Le Conseil québécois sur le tabac et la santé (CQTS) s’est réjoui des mesures législatives déposées à l’Assemblée nationale qui visent à encadrer la légalisation du cannabis. Le CQTS apprécie notamment que le projet de loi 157 souhaite interdire de fumer du cannabis dans les mêmes lieux qui s’appliquent à la consommation de tabac, limiter au départ le nombre de points de vente de cannabis et empêcher la culture de cannabis à domicile.

« Ces mesures sont particulièrement importantes pour diminuer le risque que représente la légalisation du cannabis auprès des jeunes, des jeunes adultes et des fumeurs de tabac, puisque l’on retrouve de trois à quatre fois plus de consommateurs de cannabis chez les fumeurs de tabac que chez les non-fumeurs », a déclaré par voie de communiqué Marc Drolet, directeur général du CQTS.

« L’engagement du gouvernement de créer le Fonds de prévention et de recherche en matière de cannabis et d’y allouer un financement adéquat sera d’une grande utilité pour restreindre, notamment chez les fumeurs, les effets négatifs que pourrait engendrer la légalisation du cannabis », ajoute M. Drolet.

« Un enjeu très préoccupant »

Le cannabis est la drogue illégale la plus consommée par les Québécois : 15 % de la population de 15 ans et plus, de même que 38 % des 15-24 ans en fument au cours d’une année selon les plus récentes données.

Les liens étroits entre la consommation de cannabis et de tabac sont très préoccupants, toujours selon le CQTS. Tout comme le tabac, le cannabis est un produit fumé et les fumeurs de cannabis ajoutent régulièrement du tabac dans leurs joints. Les fumeurs de tabac et de cannabis sont ainsi plus portés à consommer l’une et l’autre de ces substances.

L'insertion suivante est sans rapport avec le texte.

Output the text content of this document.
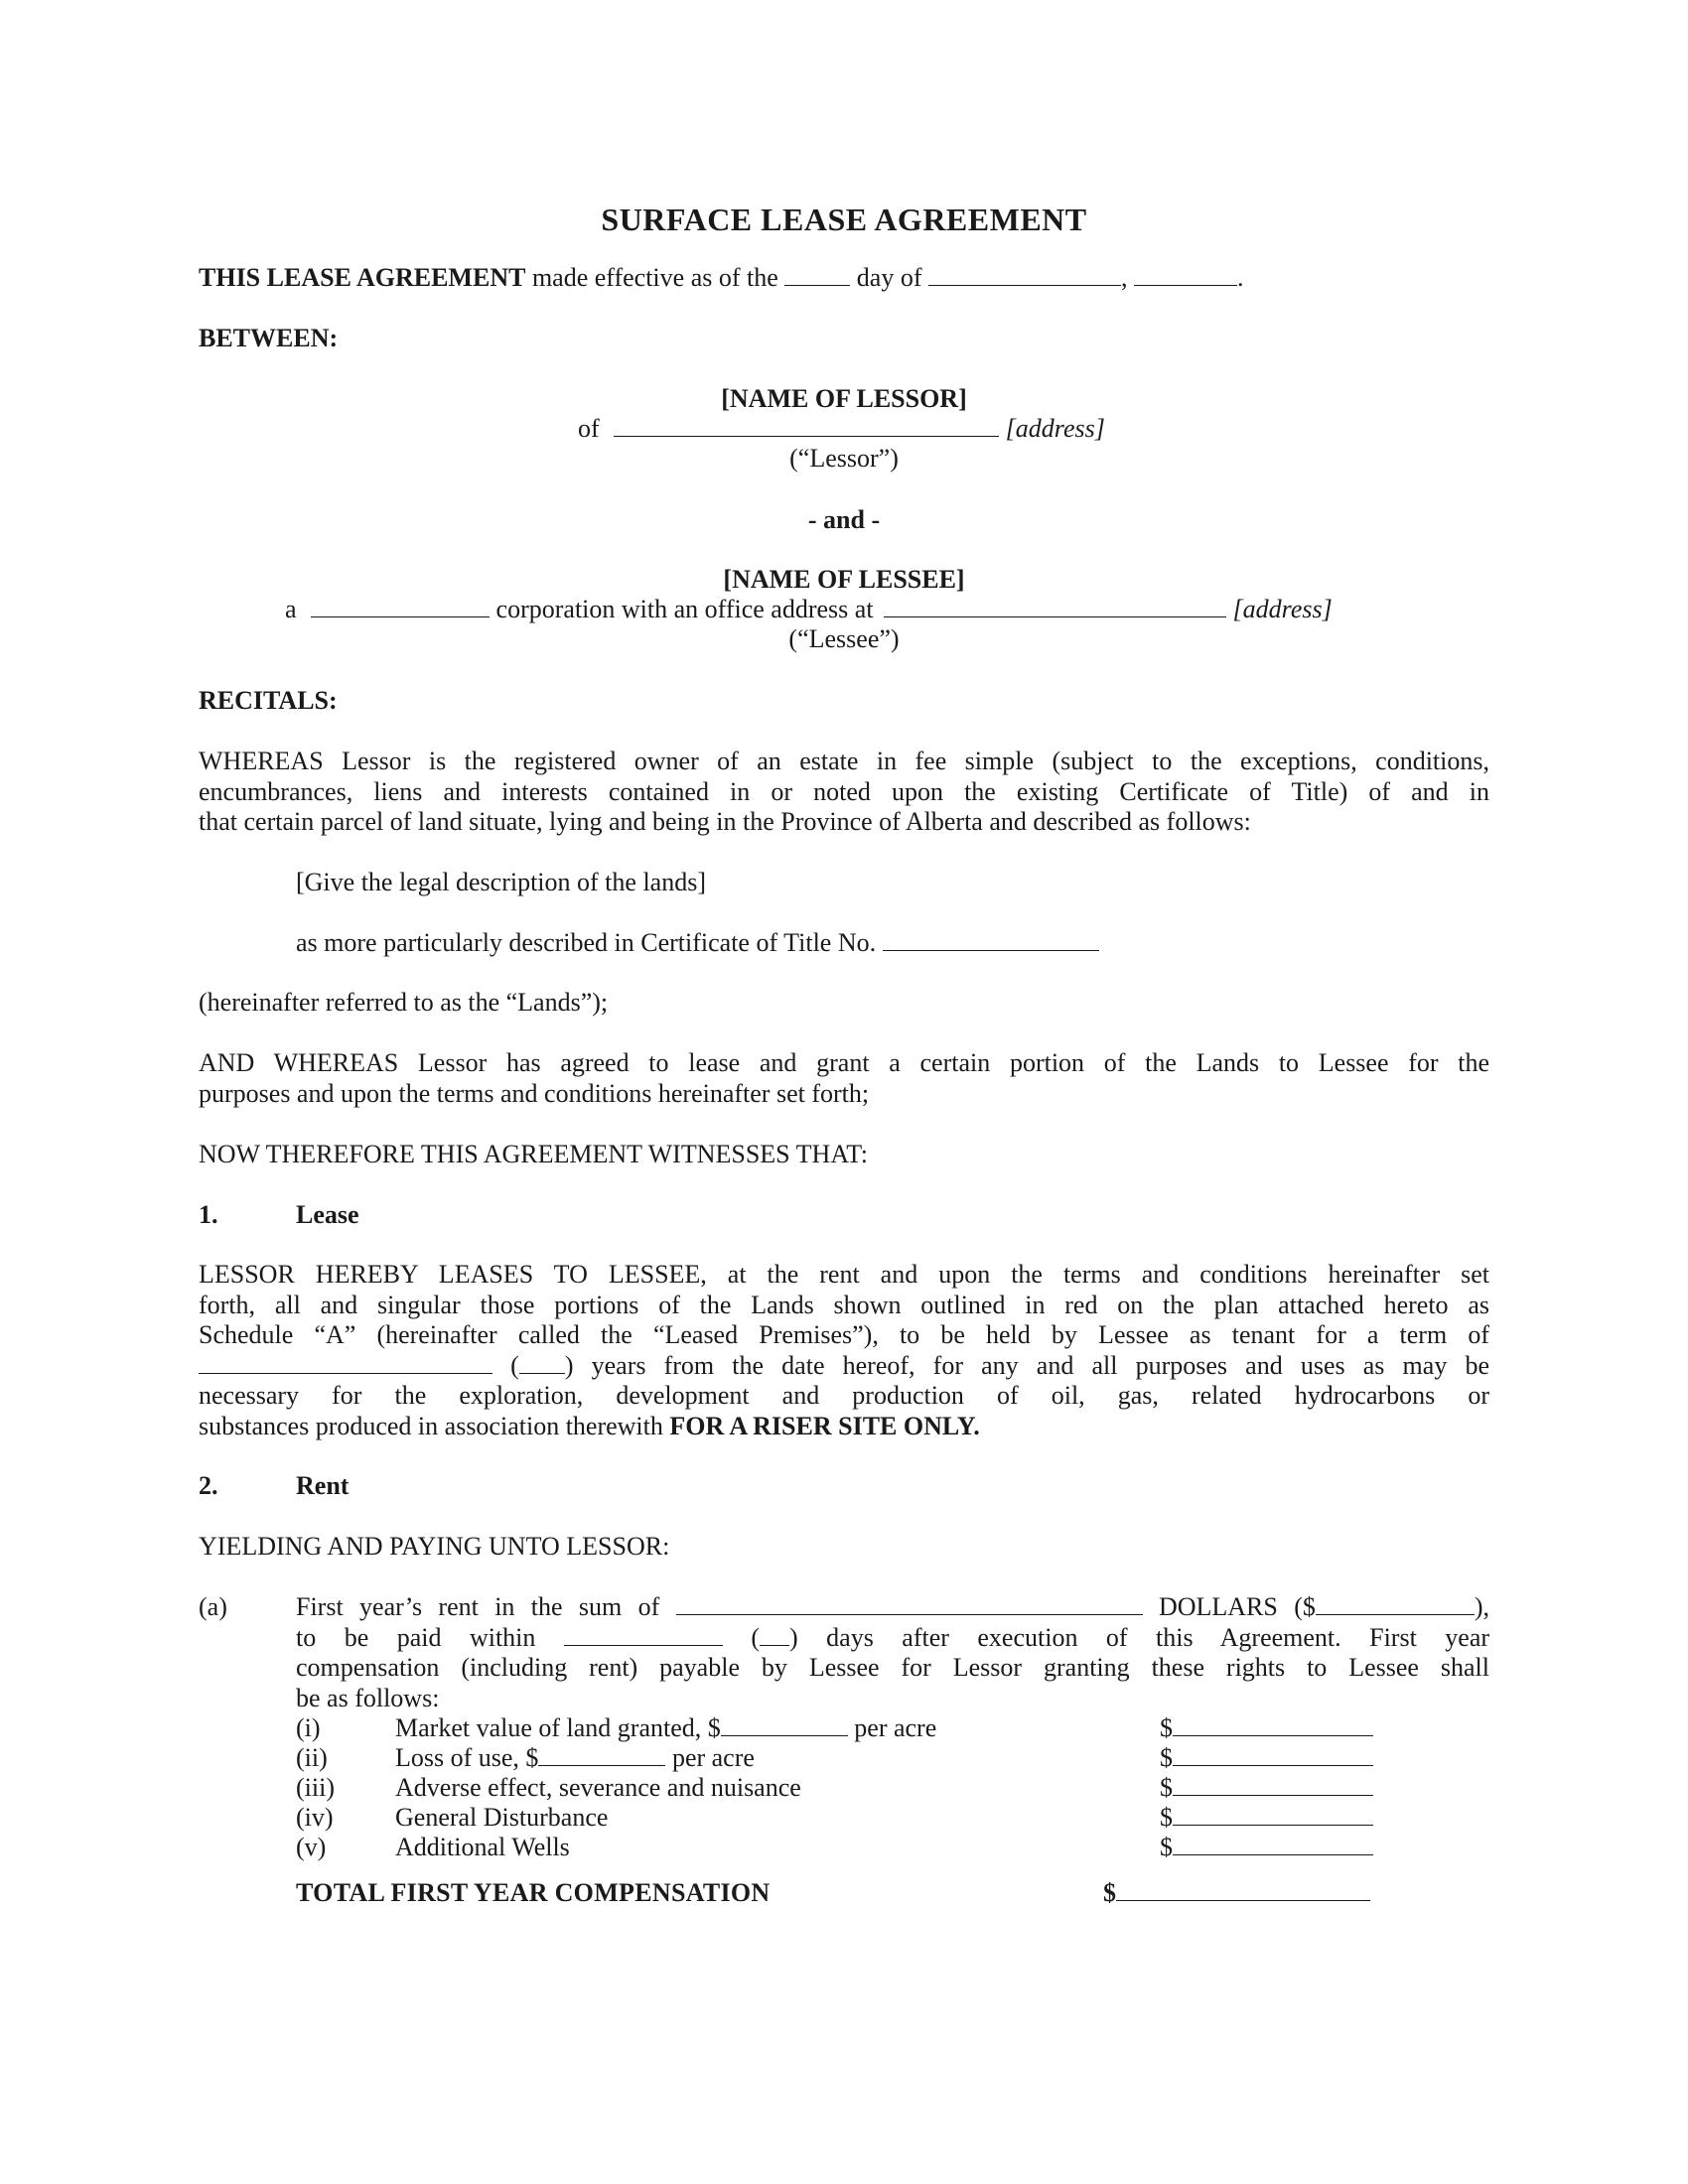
SURFACE LEASE AGREEMENT
THIS LEASE AGREEMENT made effective as of the	day of	,	.
BETWEEN:
[NAME OF LESSOR]
of	[address]
(“Lessor”)
- and -
[NAME OF LESSEE]
a	corporation with an office address at	[address]
(“Lessee”)
RECITALS:
WHEREAS Lessor is the registered owner of an estate in fee simple (subject to the exceptions, conditions,
encumbrances, liens and interests contained in or noted upon the existing Certificate of Title) of and in
that certain parcel of land situate, lying and being in the Province of Alberta and described as follows:
[Give the legal description of the lands]
as more particularly described in Certificate of Title No.
(hereinafter referred to as the “Lands”);
AND WHEREAS Lessor has agreed to lease and grant a certain portion of the Lands to Lessee for the
purposes and upon the terms and conditions hereinafter set forth;
NOW THEREFORE THIS AGREEMENT WITNESSES THAT:
1.	Lease
LESSOR HEREBY LEASES TO LESSEE, at the rent and upon the terms and conditions hereinafter set
forth, all and singular those portions of the Lands shown outlined in red on the plan attached hereto as
Schedule “A” (hereinafter called the “Leased Premises”), to be held by Lessee as tenant for a term of
( ) years from the date hereof, for any and all purposes and uses as may be
necessary for the exploration, development and production of oil, gas, related hydrocarbons or
substances produced in association therewith FOR A RISER SITE ONLY.
2.	Rent
YIELDING AND PAYING UNTO LESSOR:
(a)	First year’s rent in the sum of	DOLLARS ($	),
to be paid within	( ) days after execution of this Agreement. First year
compensation (including rent) payable by Lessee for Lessor granting these rights to Lessee shall
be as follows:
(i)	Market value of land granted, $	per acre	$
(ii)	Loss of use, $	per acre	$
(iii) Adverse effect, severance and nuisance	$
(iv) General Disturbance	$
(v)	Additional Wells	$
TOTAL FIRST YEAR COMPENSATION	$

Au Québec, 30 % des fumeurs réguliers de cigarettes et 40 % des fumeurs occasionnels consomment du cannabis, alors que cette proportion est de 10 % chez les non-fumeurs de tabac. De plus, une enquête réalisée en 2013 auprès des élèves québécois du secondaire démontrait que 23 % d’entre eux avaient consommé du cannabis au cours des 12 mois précédents, soit presque un jeune sur quatre. Des recherches plus approfondies pourraient établir que, chez les jeunes, le cannabis est fumé autant que le tabac, sinon plus, selon le CQTS.

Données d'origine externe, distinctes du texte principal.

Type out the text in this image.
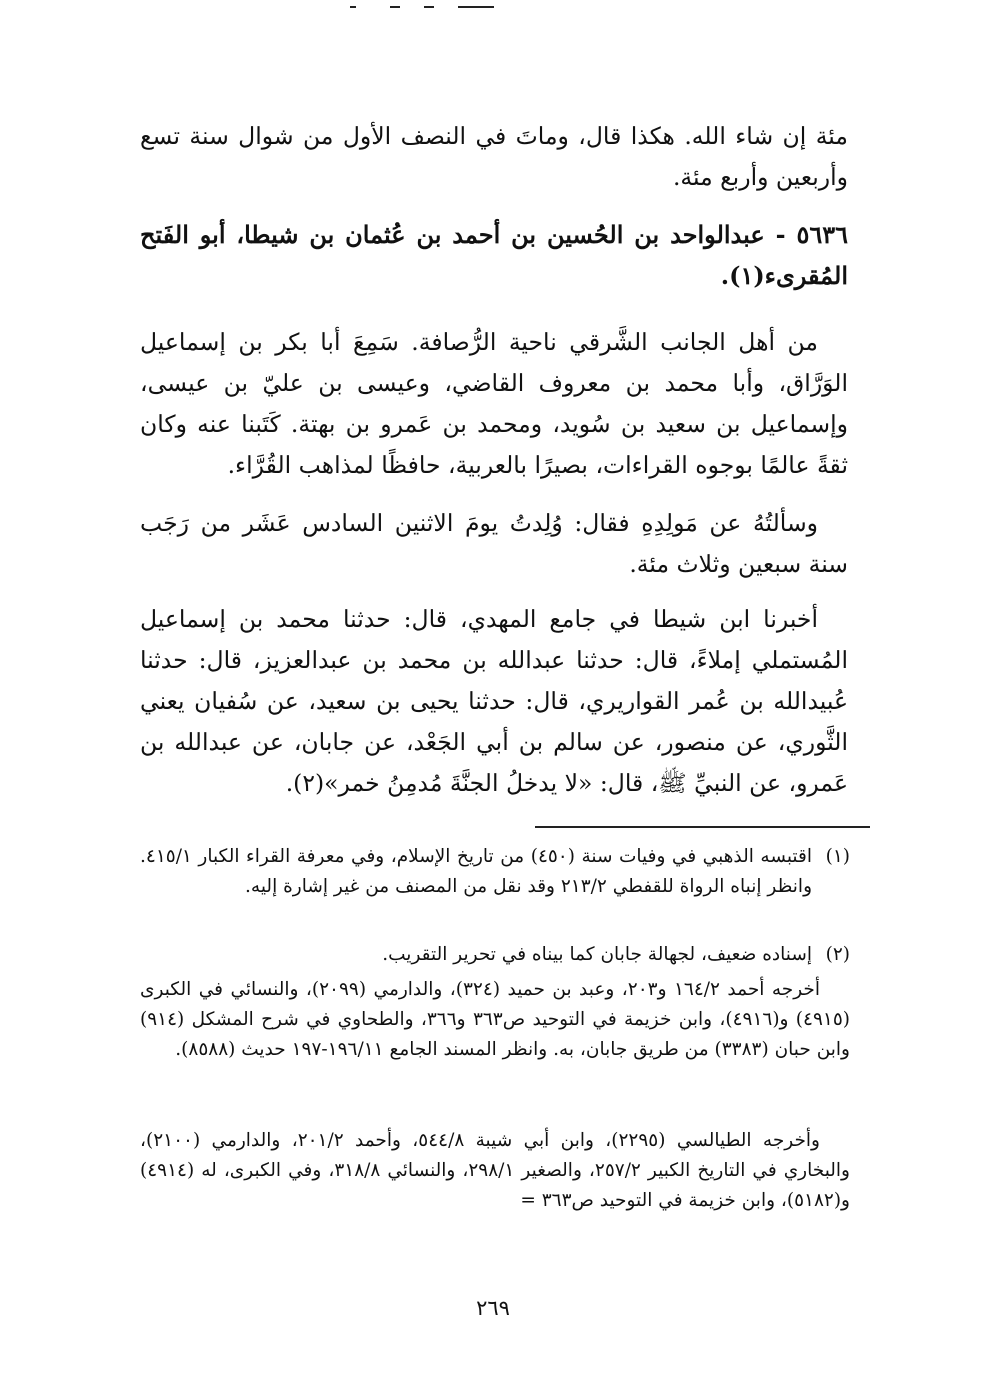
مئة إن شاء الله. هكذا قال، وماتَ في النصف الأول من شوال سنة تسع وأربعين وأربع مئة.

٥٦٣٦ - عبدالواحد بن الحُسين بن أحمد بن عُثمان بن شيطا، أبو الفَتح المُقرىء(١).

من أهل الجانب الشَّرقي ناحية الرُّصافة. سَمِعَ أبا بكر بن إسماعيل الوَرَّاق، وأبا محمد بن معروف القاضي، وعيسى بن عليّ بن عيسى، وإسماعيل بن سعيد بن سُويد، ومحمد بن عَمرو بن بهتة. كَتَبنا عنه وكان ثقةً عالمًا بوجوه القراءات، بصيرًا بالعربية، حافظًا لمذاهب القُرَّاء.

وسألتُهُ عن مَولِدِهِ فقال: وُلِدتُ يومَ الاثنين السادس عَشَر من رَجَب سنة سبعين وثلاث مئة.

أخبرنا ابن شيطا في جامع المهدي، قال: حدثنا محمد بن إسماعيل المُستملي إملاءً، قال: حدثنا عبدالله بن محمد بن عبدالعزيز، قال: حدثنا عُبيدالله بن عُمر القواريري، قال: حدثنا يحيى بن سعيد، عن سُفيان يعني الثَّوري، عن منصور، عن سالم بن أبي الجَعْد، عن جابان، عن عبدالله بن عَمرو، عن النبيِّ ﷺ، قال: «لا يدخلُ الجنَّةَ مُدمِنُ خمر»(٢).

(١)
اقتبسه الذهبي في وفيات سنة (٤٥٠) من تاريخ الإسلام، وفي معرفة القراء الكبار ٤١٥/١. وانظر إنباه الرواة للقفطي ٢١٣/٢ وقد نقل من المصنف من غير إشارة إليه.
(٢)
إسناده ضعيف، لجهالة جابان كما بيناه في تحرير التقريب.

أخرجه أحمد ١٦٤/٢ و٢٠٣، وعبد بن حميد (٣٢٤)، والدارمي (٢٠٩٩)، والنسائي في الكبرى (٤٩١٥) و(٤٩١٦)، وابن خزيمة في التوحيد ص٣٦٣ و٣٦٦، والطحاوي في شرح المشكل (٩١٤) وابن حبان (٣٣٨٣) من طريق جابان، به. وانظر المسند الجامع ١٩٦/١١-١٩٧ حديث (٨٥٨٨).

وأخرجه الطيالسي (٢٢٩٥)، وابن أبي شيبة ٥٤٤/٨، وأحمد ٢٠١/٢، والدارمي (٢١٠٠)، والبخاري في التاريخ الكبير ٢٥٧/٢، والصغير ٢٩٨/١، والنسائي ٣١٨/٨، وفي الكبرى، له (٤٩١٤) و(٥١٨٢)، وابن خزيمة في التوحيد ص٣٦٣ =

٢٦٩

Dans la perspective où le gouvernement du Québec doit tout faire pour légaliser la consommation du cannabis sans la banaliser, il aurait été préférable, en terme de santé publique, que le projet de loi établisse à 21 ans plutôt que 18 ans l’âge minimum requis pour acheter cette drogue étant donné les risques d’affecter la santé mentale des jeunes adultes. Dans le contexte de l’adoption du prochain Plan québécois de lutte contre le tabagisme, l’âge légal pour acheter du tabac aurait pu être fixé à 21 ans de manière à s’harmoniser à la réglementation sur le cannabis et réduire les effets du tabagisme chez les plus jeunes.

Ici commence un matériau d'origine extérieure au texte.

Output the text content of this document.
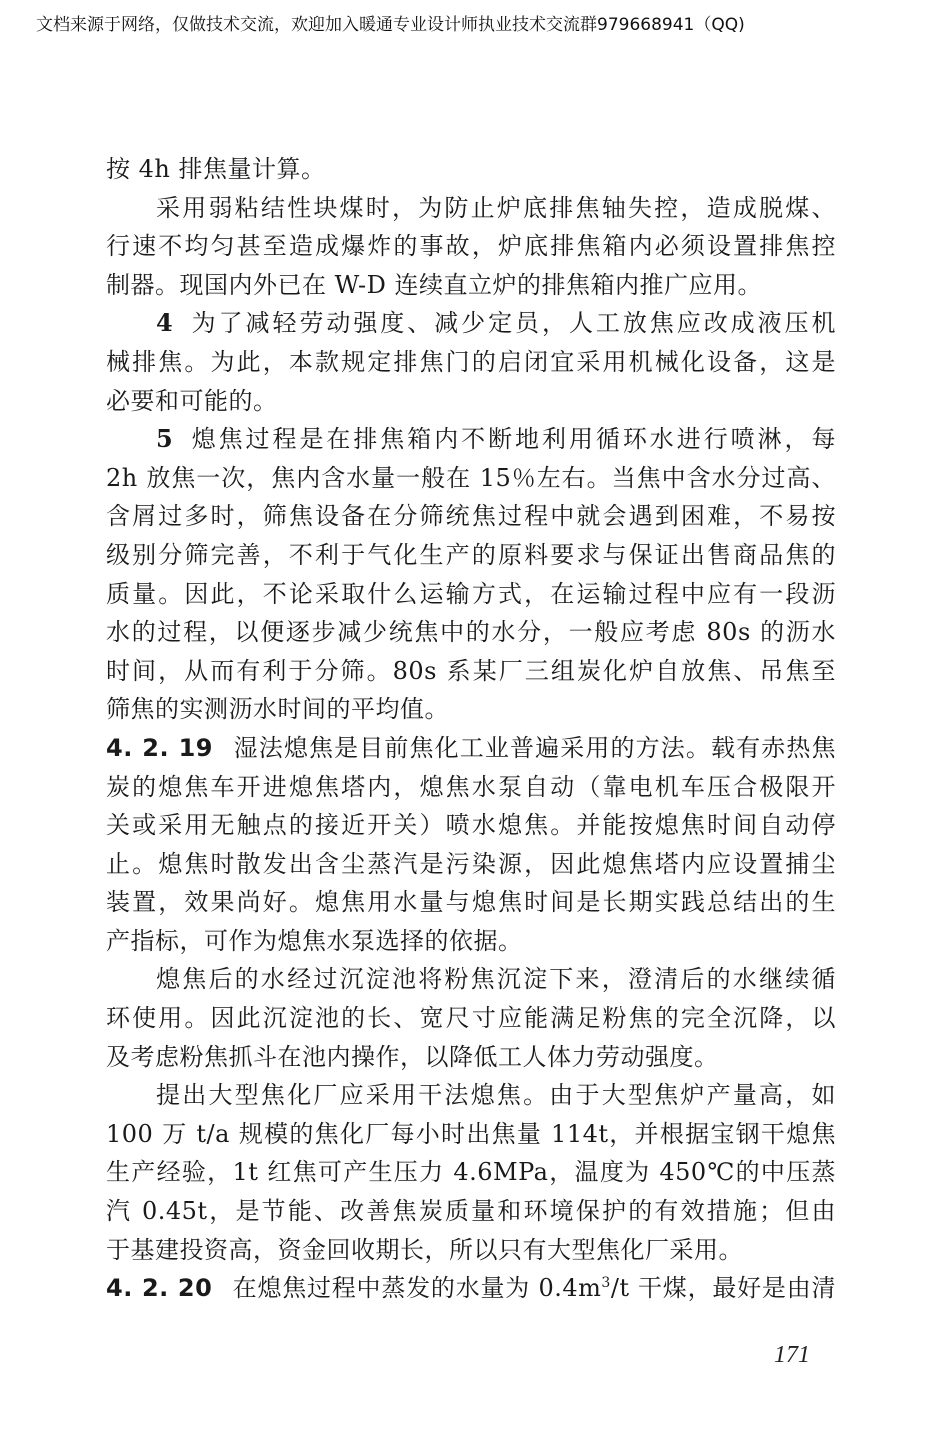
文档来源于网络，仅做技术交流，欢迎加入暖通专业设计师执业技术交流群979668941（QQ)
按 4h 排焦量计算。
采用弱粘结性块煤时，为防止炉底排焦轴失控，造成脱煤、
行速不均匀甚至造成爆炸的事故，炉底排焦箱内必须设置排焦控
制器。现国内外已在 W-D 连续直立炉的排焦箱内推广应用。
4 为了减轻劳动强度、减少定员，人工放焦应改成液压机
械排焦。为此，本款规定排焦门的启闭宜采用机械化设备，这是
必要和可能的。
5 熄焦过程是在排焦箱内不断地利用循环水进行喷淋，每
2h 放焦一次，焦内含水量一般在 15％左右。当焦中含水分过高、
含屑过多时，筛焦设备在分筛统焦过程中就会遇到困难，不易按
级别分筛完善，不利于气化生产的原料要求与保证出售商品焦的
质量。因此，不论采取什么运输方式，在运输过程中应有一段沥
水的过程，以便逐步减少统焦中的水分，一般应考虑 80s 的沥水
时间，从而有利于分筛。80s 系某厂三组炭化炉自放焦、吊焦至
筛焦的实测沥水时间的平均值。
4. 2. 19 湿法熄焦是目前焦化工业普遍采用的方法。载有赤热焦
炭的熄焦车开进熄焦塔内，熄焦水泵自动（靠电机车压合极限开
关或采用无触点的接近开关）喷水熄焦。并能按熄焦时间自动停
止。熄焦时散发出含尘蒸汽是污染源，因此熄焦塔内应设置捕尘
装置，效果尚好。熄焦用水量与熄焦时间是长期实践总结出的生
产指标，可作为熄焦水泵选择的依据。
熄焦后的水经过沉淀池将粉焦沉淀下来，澄清后的水继续循
环使用。因此沉淀池的长、宽尺寸应能满足粉焦的完全沉降，以
及考虑粉焦抓斗在池内操作，以降低工人体力劳动强度。
提出大型焦化厂应采用干法熄焦。由于大型焦炉产量高，如
100 万 t/a 规模的焦化厂每小时出焦量 114t，并根据宝钢干熄焦
生产经验，1t 红焦可产生压力 4.6MPa，温度为 450℃的中压蒸
汽 0.45t，是节能、改善焦炭质量和环境保护的有效措施；但由
于基建投资高，资金回收期长，所以只有大型焦化厂采用。
4. 2. 20 在熄焦过程中蒸发的水量为 $0.4m^3/t$ 干煤，最好是由清
171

Le CQTS croit que les leçons apprises dans la lutte contre le tabagisme peuvent bénéficier à la lutte contre le cannabisme et que la société a tout avantage à profiter de ce savoir-faire. L’organisme souhaite que les gouvernements et l’ensemble des intervenants concernés priorisent la santé et la sécurité de la population en accordant une attention particulière aux enfants, adolescents et jeunes adultes pour les empêcher de consommer du cannabis ou retarder le plus possible ce comportement à risques.